Durant la retraite de première communion, nous avons essayé
de conduire les enfants sur le chemin de l’eucharistie. Il s’agit évidemment de
dire le plus important. Et par quoi commencer sinon par ce que signifie le mot,
non traduit du grec, seulement transcrit. Eucharistie, action de grâce,
remerciement, merci. L’eucharistie est la manière pour les disciples de Jésus
de dire merci à Dieu. Nous ne disons pas merci pour le pain reçu, action de
grâce après la communion. Nous faisons l’action de grâce, nous disons merci en
communiant, en recevant le pain.
Mais de quoi dire merci ? Qu’est-ce que Dieu nous
donne ? Dans un monde sorti de la religion, dans un monde de la cause et
de l’effet, il devient bien difficile de repérer l’action de Dieu. Nos
benedicite sont des rites qu’il ne faut pas trop interroger. Prendre un moment
de prière, alors que l’on est rassemblé, alors que ce qui se passe est
important, se nourrir et se rencontrer, c’est sans doute très bien. Mais
remercier le Seigneur qui aurait rempli notre assiette, c’est plus difficile.

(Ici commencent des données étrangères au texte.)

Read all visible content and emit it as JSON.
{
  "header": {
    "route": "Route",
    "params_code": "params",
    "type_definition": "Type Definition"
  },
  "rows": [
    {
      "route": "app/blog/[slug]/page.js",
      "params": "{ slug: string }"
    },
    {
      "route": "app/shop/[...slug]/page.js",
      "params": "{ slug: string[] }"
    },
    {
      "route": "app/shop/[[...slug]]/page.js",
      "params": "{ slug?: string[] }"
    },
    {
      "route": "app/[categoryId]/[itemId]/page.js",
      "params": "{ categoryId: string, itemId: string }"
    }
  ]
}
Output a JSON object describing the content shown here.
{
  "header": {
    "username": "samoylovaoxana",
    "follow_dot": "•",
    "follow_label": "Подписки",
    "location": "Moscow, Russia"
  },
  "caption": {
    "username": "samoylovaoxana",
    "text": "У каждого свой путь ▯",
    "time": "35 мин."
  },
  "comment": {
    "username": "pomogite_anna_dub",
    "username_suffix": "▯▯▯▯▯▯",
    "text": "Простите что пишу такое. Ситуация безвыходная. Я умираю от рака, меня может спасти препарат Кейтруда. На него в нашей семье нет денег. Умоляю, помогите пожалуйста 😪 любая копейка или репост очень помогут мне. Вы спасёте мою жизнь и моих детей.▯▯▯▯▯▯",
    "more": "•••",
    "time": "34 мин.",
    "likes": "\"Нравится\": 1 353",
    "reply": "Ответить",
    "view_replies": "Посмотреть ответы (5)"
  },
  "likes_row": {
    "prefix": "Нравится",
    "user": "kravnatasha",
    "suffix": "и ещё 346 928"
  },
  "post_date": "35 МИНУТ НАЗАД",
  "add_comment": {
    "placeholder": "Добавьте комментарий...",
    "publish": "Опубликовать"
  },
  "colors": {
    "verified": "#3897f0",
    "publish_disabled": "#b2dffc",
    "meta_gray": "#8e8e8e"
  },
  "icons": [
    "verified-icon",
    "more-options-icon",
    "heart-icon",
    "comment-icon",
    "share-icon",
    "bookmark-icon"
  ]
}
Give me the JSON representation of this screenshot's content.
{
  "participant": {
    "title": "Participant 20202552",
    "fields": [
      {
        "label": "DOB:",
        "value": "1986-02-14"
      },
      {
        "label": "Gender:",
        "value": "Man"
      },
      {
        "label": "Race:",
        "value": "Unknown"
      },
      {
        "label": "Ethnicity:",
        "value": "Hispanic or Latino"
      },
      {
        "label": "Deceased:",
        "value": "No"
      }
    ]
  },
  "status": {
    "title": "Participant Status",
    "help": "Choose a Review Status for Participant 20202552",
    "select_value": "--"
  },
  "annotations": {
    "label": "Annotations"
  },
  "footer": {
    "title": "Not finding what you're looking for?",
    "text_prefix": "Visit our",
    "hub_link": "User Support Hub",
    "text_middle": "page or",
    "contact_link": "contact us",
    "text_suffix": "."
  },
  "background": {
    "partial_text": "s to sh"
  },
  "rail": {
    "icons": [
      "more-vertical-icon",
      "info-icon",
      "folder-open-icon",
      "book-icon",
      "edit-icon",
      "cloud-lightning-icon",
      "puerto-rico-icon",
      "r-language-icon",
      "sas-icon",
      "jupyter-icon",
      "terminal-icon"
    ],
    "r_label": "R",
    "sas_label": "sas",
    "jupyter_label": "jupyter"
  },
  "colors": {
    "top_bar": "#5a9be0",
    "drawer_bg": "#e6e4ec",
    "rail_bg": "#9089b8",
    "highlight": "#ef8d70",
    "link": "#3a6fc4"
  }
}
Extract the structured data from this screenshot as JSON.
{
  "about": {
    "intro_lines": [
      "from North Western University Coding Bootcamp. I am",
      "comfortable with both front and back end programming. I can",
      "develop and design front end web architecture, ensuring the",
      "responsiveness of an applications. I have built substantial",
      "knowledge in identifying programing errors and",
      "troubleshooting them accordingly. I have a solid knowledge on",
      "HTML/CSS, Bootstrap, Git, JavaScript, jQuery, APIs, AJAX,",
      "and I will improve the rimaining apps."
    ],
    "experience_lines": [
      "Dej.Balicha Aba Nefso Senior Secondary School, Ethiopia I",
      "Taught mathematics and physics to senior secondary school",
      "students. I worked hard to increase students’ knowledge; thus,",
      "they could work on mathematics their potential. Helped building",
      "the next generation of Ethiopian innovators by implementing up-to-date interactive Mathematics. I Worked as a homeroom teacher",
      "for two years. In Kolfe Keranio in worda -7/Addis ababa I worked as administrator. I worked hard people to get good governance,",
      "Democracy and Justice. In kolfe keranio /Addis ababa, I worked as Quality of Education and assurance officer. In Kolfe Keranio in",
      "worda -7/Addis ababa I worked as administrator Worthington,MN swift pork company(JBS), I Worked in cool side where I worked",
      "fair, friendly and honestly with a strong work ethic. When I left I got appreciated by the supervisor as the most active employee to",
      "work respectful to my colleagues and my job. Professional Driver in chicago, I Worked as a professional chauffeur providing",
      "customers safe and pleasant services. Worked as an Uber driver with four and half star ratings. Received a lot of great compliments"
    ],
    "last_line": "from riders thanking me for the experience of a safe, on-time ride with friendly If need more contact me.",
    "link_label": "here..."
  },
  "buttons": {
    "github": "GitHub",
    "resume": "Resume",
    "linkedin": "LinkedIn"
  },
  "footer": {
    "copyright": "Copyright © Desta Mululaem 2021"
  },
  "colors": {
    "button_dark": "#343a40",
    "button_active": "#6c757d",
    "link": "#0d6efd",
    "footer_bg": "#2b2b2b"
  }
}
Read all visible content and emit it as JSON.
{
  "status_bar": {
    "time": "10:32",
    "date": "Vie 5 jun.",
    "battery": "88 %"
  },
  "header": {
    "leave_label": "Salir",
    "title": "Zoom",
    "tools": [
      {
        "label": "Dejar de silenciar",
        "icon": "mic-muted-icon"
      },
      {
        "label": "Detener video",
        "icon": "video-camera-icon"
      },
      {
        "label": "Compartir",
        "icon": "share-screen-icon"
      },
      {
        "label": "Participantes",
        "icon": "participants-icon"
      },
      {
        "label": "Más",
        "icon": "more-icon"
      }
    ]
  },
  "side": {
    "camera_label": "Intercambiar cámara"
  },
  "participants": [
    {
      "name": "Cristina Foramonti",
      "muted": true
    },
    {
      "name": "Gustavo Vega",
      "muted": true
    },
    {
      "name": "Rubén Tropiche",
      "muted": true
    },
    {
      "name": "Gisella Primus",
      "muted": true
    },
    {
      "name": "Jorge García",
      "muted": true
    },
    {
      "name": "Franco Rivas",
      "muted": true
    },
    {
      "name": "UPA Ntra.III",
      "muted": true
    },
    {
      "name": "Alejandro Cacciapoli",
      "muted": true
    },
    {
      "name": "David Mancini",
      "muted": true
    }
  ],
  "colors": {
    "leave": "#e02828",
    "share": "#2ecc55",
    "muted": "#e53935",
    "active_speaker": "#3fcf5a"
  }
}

N’aurait-il donc pas rempli l’assiette de tous ces enfants qui meurent de
faim ? Quelle horreur !
Ainsi donc, de quoi dire merci ? Que signifie dire
merci à Dieu ? La seule chose, si l’on peut dire, que Dieu nous donne,
c’est son amitié, son amour. Et son amour c’est Dieu lui-même. La seule chose,
si décidément on peut dire, que Dieu donne, c’est lui-même. Et nous lui disons
merci de s’offrir à nous, d’être le compagnon de route, d’être celui qui
déclare, à tout bout de champ, tu es mon
enfants bienaimé ; tu as du prix
à mes yeux.
Nous voilà aimés, non seulement de nos parents, amis, et
autres. Nous voilà aimés par Dieu même. Et cela nous transforme, comme tout
amour. Cela nous transforme en celui que nous recevons, comme tout amour. Cela
élargit, dilate notre vie. Alors, oui, merci, nous rendons grâce à Dieu.
Nous rendons grâce à
Dieu, parole que nous répétons au cours de l’eucharistie précisément, dans
le chant du gloire à Dieu, pour acclamer les lectures, pour ouvrir la grande
prière, et au moment d’aller en paix, sur les routes du monde, envoyés en
mission. Quatre moments de la célébration comme chacun sait, quatre expressions
de notre merci.
Et comment fait-on pour remercier Dieu. Et bien, j’en
conviens, c’est un peu curieux, encore qu’à bien y penser, il n’y a pas bien
d’autres moyens. Pour rendre grâce à Dieu, nous tendons les mains, nous rompons
le pain que nous partageons. Pour remercier Dieu, il nous faut encore
recevoir !
Ce n’est pas si étrange, car que pourrions-nous
donner ? Quel cadeau conviendrait à Dieu ? Les colliers de nouilles
ne font guère plaisir si ce n’est la joie d’offrir sa joie, mais ils ne sont
supportables que de la part des petits. Allons-nous offrir au bon Dieu des
colliers de nouilles spirituels ? Oh oui, si nous avons cinq ans !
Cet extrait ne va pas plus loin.